Websites that return a 200 OK for everything, even if it was a 404 or a 500 or a 302 or whatever
Websites that don’t use canonical URL tags
Websites with self-replicating URL rabbit holes
Websites that don’t use the Google Sitemap protocol (no, I don’t depend on it, but it’s awfully handy to seed the crawler with starting points – I promise that a crawl will be better with one than without one)
Websites that have non-critical information carried into the page on querystring params, thus giving multiple URLs to the same content
Websites with SSL that let don’t control their schemes – only allow secured pages under HTTPS, and vice-versa – so that you can’t have two URLs for the same content, just with different schemes
Websites with a “print” option on every single page with a querystring param, thus giving that page two different URLs (okay, okay, this one is easy to filter for – I just always forget…)
Misuse of the content-type HTTP header, because file extensions will handle it all…

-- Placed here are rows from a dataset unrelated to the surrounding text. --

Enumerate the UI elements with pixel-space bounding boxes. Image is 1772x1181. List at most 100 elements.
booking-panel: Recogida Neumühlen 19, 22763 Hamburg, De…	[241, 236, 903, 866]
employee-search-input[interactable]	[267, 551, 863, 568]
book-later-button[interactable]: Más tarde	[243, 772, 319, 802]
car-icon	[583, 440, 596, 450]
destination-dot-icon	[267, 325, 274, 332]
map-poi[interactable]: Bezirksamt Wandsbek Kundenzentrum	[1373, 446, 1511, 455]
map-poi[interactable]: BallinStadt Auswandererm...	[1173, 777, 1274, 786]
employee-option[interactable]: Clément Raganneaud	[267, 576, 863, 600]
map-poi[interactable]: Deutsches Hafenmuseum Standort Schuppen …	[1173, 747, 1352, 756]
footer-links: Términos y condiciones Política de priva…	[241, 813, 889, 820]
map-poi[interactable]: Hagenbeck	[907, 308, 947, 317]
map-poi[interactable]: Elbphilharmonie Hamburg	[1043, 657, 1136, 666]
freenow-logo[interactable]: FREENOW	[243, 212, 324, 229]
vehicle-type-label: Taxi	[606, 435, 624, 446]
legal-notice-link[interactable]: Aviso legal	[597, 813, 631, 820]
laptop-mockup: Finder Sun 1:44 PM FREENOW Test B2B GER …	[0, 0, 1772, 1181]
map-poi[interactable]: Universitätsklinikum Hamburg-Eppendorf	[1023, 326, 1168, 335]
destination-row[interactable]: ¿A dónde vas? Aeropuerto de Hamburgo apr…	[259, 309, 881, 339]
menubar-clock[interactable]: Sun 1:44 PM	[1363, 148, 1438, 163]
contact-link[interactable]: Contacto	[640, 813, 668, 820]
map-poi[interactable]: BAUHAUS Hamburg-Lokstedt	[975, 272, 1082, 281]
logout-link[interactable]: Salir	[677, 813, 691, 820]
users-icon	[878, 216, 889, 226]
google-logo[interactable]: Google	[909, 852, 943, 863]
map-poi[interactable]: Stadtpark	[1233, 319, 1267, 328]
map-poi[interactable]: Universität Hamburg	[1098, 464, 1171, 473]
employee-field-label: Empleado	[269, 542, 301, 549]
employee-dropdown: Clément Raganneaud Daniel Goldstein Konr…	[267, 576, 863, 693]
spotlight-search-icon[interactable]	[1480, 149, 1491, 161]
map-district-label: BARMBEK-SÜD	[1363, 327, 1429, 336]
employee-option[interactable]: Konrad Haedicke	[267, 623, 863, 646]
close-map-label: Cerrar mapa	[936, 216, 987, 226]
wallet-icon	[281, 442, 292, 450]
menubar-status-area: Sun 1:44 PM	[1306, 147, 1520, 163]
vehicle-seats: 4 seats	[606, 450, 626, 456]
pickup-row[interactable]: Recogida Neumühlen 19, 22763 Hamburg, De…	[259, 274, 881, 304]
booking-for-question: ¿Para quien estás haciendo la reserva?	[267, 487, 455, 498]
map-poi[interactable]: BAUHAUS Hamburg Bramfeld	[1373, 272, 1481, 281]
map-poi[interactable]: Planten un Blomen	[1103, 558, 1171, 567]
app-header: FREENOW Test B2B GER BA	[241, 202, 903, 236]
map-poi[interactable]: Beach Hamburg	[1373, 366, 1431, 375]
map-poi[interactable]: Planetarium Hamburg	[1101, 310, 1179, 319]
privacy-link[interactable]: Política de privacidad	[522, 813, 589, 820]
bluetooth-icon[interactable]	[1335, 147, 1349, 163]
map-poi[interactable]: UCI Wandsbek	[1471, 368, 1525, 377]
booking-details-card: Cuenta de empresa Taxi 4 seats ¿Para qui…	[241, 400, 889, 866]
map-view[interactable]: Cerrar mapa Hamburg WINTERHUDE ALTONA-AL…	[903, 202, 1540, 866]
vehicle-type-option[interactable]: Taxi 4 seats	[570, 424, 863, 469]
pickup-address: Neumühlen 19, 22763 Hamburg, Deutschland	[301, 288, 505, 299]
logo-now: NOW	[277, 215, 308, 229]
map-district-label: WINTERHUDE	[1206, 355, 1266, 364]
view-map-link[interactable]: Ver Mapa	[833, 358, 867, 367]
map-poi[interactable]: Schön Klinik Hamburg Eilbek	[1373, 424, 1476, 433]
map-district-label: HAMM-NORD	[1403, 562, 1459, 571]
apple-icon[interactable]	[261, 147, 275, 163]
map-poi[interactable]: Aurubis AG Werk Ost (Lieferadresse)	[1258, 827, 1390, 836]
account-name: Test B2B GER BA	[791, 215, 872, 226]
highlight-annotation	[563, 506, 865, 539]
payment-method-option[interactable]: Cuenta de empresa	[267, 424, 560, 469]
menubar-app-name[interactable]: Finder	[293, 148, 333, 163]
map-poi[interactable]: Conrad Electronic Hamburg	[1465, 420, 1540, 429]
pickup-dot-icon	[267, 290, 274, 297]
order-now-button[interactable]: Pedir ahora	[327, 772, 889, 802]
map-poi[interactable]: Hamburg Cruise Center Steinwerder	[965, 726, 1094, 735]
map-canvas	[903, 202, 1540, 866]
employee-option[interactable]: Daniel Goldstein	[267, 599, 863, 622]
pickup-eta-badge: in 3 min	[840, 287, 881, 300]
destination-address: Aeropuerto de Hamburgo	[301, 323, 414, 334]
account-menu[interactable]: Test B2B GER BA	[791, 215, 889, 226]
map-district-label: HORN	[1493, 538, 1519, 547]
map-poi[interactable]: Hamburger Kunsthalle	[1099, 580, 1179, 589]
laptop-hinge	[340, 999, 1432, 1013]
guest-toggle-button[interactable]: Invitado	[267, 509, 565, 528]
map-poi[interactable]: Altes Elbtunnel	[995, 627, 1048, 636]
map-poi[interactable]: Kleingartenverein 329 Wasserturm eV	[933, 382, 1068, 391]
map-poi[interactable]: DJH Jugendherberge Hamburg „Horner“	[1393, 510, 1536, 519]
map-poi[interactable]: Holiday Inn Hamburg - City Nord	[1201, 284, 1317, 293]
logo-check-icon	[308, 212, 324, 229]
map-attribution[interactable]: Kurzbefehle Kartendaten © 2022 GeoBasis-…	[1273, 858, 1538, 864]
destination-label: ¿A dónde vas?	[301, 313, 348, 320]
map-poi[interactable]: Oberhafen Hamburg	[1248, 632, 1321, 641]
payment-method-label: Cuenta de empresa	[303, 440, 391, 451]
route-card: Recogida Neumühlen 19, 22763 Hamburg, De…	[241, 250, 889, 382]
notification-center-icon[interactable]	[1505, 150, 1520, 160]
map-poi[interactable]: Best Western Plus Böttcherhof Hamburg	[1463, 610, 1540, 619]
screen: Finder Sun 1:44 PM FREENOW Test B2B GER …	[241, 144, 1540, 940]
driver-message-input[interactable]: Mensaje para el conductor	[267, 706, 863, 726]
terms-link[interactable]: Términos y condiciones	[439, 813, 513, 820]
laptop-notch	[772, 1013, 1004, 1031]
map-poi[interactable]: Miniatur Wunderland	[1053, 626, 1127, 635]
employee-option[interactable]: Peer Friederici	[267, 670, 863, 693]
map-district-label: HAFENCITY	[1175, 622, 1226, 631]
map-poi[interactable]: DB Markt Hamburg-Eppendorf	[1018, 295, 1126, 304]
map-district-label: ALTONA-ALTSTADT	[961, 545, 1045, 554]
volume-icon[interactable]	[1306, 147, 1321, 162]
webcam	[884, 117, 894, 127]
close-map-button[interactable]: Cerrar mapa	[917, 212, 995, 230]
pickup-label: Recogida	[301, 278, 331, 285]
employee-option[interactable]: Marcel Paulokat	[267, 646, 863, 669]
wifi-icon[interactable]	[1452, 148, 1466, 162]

Admittedly, a lot of things in this list are why crawlers are hard to write, and I should just suck it up and deal with it because this is reality. But the entire process has underscored to me how loosely we treat URLs (see the canonical URL post linked above for more on this).

We’re generally very cavalier about our URLs, and I think the web as a whole is worse off for it. URLs are a core technology, and there’s a philosophical point behind them dealing with the universal access to information. find-ability, and index-ability.

We should be more careful. Rant over.